El prestamista no discute. Es comprensible que el muchacho no confíe en él. Si confiara en la gente, ya estaría desconectado. En la trastienda, el prestamista se coloca delante del muchacho, para que este no pueda ver la combinación de la caja. Abre la puerta, y en el instante en que lo hace siente algo duro y pesado en la cabeza. Se le nubla la mente, y pierde la conciencia antes de caer al suelo.
El prestamista recobra el conocimiento poco después, entre un dolor de cabeza y el leve recuerdo de que algo fue mal. Necesita unos segundos para recordar y comprender qué ocurrió exactamente. ¡Ese pequeño monstruo lo engañó! Le dejó que abriera la caja fuerte, y en el momento en que lo hizo, le dejó sin conocimiento para vaciársela.

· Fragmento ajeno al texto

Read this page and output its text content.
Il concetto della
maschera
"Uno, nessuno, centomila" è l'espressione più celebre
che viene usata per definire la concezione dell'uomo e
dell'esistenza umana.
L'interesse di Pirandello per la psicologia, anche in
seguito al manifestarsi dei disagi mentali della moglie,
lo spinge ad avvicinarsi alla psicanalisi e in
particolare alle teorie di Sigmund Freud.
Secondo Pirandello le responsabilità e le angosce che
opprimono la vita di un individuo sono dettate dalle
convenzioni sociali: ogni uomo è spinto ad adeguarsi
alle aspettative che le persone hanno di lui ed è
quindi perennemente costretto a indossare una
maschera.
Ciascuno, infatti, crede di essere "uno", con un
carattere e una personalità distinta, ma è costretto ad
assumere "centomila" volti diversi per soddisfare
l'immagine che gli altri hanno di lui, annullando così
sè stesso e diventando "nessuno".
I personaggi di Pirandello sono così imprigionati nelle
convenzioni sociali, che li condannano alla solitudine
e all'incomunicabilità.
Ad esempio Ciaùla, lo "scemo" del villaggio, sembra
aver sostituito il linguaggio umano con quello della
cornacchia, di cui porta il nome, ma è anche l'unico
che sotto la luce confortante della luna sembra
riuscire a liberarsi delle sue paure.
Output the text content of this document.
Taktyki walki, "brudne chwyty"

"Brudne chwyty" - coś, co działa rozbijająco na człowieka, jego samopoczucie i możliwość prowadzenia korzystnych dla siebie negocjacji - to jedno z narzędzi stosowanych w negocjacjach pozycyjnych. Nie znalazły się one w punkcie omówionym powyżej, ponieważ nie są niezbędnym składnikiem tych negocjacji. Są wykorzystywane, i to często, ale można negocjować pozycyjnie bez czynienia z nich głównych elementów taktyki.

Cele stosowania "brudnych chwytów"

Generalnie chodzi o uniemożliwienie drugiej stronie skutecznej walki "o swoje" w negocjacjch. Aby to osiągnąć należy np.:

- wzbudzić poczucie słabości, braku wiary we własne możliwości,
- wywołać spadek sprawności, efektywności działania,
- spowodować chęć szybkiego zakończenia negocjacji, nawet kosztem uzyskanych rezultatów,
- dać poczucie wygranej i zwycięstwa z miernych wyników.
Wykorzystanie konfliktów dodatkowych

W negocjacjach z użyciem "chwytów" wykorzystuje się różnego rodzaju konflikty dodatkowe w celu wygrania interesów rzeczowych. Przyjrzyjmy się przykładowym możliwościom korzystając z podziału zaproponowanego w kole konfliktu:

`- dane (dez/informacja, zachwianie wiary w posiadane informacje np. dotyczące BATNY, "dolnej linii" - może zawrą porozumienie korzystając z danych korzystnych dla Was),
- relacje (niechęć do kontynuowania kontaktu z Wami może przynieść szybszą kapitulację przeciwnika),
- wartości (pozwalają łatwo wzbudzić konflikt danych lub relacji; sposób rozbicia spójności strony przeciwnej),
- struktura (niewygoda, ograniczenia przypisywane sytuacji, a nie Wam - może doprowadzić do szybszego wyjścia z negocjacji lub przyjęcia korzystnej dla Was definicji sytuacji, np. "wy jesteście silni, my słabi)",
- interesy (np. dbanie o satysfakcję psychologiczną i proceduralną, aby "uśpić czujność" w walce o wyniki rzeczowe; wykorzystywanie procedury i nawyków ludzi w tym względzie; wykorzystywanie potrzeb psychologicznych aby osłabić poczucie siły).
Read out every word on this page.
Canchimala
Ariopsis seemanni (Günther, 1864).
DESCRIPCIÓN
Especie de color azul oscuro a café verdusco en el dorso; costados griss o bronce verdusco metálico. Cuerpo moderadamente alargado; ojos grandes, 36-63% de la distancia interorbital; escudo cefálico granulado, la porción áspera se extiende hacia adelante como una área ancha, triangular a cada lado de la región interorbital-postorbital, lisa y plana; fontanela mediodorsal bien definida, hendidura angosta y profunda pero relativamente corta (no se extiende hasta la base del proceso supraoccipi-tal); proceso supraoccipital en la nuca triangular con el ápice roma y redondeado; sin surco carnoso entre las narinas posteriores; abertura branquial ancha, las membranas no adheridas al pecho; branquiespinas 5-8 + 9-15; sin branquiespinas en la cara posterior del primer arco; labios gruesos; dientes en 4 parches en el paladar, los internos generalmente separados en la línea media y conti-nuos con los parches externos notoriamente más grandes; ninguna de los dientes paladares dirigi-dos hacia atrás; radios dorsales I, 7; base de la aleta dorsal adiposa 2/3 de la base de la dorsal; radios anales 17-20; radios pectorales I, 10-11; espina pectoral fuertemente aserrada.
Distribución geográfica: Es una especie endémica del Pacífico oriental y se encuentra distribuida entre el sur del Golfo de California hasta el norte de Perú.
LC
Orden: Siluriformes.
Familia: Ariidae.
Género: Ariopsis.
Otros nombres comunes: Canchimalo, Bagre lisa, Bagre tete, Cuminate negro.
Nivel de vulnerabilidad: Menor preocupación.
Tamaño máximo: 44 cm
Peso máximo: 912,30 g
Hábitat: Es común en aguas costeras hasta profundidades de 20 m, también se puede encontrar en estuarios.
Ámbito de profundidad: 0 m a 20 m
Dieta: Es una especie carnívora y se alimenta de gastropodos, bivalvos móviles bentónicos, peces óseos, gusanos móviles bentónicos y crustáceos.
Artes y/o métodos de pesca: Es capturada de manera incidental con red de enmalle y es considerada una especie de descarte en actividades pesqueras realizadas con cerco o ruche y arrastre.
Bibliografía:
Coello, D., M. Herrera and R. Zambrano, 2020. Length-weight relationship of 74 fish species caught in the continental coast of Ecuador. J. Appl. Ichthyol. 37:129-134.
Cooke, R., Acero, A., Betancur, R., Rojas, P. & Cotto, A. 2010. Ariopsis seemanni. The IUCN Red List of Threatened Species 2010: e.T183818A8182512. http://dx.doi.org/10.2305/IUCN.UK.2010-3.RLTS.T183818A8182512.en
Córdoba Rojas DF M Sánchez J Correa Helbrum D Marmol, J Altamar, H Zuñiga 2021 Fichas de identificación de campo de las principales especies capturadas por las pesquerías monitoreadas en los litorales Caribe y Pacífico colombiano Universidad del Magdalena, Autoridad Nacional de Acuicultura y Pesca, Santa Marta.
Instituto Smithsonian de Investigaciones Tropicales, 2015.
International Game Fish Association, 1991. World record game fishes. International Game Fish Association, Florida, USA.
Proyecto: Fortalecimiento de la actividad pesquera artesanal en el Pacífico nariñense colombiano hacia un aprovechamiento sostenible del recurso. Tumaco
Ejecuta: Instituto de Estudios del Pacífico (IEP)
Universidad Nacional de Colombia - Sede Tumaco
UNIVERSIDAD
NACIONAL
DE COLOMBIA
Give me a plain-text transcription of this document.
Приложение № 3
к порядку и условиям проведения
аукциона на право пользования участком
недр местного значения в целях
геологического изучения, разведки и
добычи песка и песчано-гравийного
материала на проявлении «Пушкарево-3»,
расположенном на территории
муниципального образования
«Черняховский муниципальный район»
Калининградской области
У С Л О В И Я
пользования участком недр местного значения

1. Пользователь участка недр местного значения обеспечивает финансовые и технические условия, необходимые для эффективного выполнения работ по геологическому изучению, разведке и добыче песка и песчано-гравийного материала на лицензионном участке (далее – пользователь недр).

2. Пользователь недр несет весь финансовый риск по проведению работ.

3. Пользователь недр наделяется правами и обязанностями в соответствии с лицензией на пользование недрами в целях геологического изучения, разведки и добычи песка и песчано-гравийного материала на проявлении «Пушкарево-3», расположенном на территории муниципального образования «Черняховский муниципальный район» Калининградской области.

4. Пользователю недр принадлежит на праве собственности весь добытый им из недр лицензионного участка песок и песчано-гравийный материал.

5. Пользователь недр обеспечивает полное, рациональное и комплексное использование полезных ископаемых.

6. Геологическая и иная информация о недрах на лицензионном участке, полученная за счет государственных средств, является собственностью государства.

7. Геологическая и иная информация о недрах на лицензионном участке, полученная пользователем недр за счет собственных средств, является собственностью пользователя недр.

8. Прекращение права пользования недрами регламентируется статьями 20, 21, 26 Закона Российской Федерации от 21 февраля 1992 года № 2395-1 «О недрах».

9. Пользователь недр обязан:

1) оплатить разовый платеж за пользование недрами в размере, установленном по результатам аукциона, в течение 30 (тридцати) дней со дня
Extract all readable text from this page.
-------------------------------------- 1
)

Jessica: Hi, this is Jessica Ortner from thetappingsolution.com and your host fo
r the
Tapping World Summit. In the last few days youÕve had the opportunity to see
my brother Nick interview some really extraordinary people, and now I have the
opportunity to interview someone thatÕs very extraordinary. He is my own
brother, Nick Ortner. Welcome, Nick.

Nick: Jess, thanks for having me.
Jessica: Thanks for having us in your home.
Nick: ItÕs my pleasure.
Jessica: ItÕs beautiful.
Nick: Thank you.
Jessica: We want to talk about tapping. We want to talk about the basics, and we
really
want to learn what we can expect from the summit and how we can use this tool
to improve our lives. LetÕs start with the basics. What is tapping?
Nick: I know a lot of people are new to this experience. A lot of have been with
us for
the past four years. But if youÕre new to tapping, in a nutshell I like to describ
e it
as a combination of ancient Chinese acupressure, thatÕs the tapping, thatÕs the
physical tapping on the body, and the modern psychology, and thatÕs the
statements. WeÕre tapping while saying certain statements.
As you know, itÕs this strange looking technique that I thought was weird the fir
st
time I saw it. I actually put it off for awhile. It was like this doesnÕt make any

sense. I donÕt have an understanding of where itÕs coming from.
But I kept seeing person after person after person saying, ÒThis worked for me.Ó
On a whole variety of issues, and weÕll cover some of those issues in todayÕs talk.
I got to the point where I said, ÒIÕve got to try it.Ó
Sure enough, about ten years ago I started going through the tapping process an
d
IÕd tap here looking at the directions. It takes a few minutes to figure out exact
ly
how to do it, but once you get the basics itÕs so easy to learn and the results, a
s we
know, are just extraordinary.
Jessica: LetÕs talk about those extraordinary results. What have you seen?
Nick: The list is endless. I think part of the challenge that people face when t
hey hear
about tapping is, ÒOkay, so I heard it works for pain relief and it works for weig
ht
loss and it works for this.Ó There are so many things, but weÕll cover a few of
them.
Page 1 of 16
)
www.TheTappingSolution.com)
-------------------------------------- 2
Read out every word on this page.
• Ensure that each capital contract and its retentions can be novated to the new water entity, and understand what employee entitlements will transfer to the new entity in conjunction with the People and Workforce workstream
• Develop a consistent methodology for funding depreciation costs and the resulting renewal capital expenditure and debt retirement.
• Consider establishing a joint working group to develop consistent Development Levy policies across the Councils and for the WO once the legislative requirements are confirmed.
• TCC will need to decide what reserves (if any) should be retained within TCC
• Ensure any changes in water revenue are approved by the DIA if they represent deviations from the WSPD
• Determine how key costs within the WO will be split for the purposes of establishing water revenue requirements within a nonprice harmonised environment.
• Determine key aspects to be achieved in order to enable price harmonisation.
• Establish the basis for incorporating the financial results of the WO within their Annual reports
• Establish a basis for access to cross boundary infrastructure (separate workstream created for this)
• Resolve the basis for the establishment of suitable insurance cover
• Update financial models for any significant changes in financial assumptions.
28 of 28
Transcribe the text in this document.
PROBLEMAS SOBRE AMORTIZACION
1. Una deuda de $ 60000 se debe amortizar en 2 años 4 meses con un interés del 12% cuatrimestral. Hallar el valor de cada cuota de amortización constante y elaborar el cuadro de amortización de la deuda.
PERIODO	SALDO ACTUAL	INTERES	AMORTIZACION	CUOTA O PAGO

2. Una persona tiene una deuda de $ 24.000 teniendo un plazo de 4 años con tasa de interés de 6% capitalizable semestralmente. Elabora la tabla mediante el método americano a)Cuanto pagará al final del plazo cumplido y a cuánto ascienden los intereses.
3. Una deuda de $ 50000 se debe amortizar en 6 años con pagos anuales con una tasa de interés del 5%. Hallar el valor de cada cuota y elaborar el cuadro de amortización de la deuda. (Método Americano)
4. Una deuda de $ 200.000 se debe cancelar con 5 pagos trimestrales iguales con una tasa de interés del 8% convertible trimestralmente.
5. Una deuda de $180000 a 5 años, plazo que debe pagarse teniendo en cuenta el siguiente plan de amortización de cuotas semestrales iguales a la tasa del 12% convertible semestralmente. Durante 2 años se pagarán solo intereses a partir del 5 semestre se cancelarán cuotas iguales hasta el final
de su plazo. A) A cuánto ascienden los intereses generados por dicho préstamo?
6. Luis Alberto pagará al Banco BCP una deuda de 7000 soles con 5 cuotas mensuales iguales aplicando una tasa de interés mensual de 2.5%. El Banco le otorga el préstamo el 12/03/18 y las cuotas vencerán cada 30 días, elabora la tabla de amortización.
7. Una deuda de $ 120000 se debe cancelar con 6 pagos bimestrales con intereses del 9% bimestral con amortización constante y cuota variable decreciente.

Cuando se vuelve hacia la caja para comprobar sus sospechas, la ve, por supuesto, abierta de par en par, pero no completamente vacía. Dentro está la pulsera, cuyo oro y cuyos diamantes parecen aún más brillantes frente al feo acero gris de la caja. ¿Cuánto dinero había allí? Mil quinientos como mucho. Aquella pulsera valdrá al menos tres veces eso. Sigue ganando el prestamista: seguro que el muchacho lo sabía.
El prestamista se frota el chichón de la cabeza, enfurecido contra el muchacho por lo que ha hecho, y aun así admirándolo por la naturaleza extrañamente honorable de su delito. Si cuando era un muchacho él mismo hubiera sido tan inteligente y tan honrado, y hubiera tenido ese aplomo, tal vez habría llegado a ser algo más que un prestamista.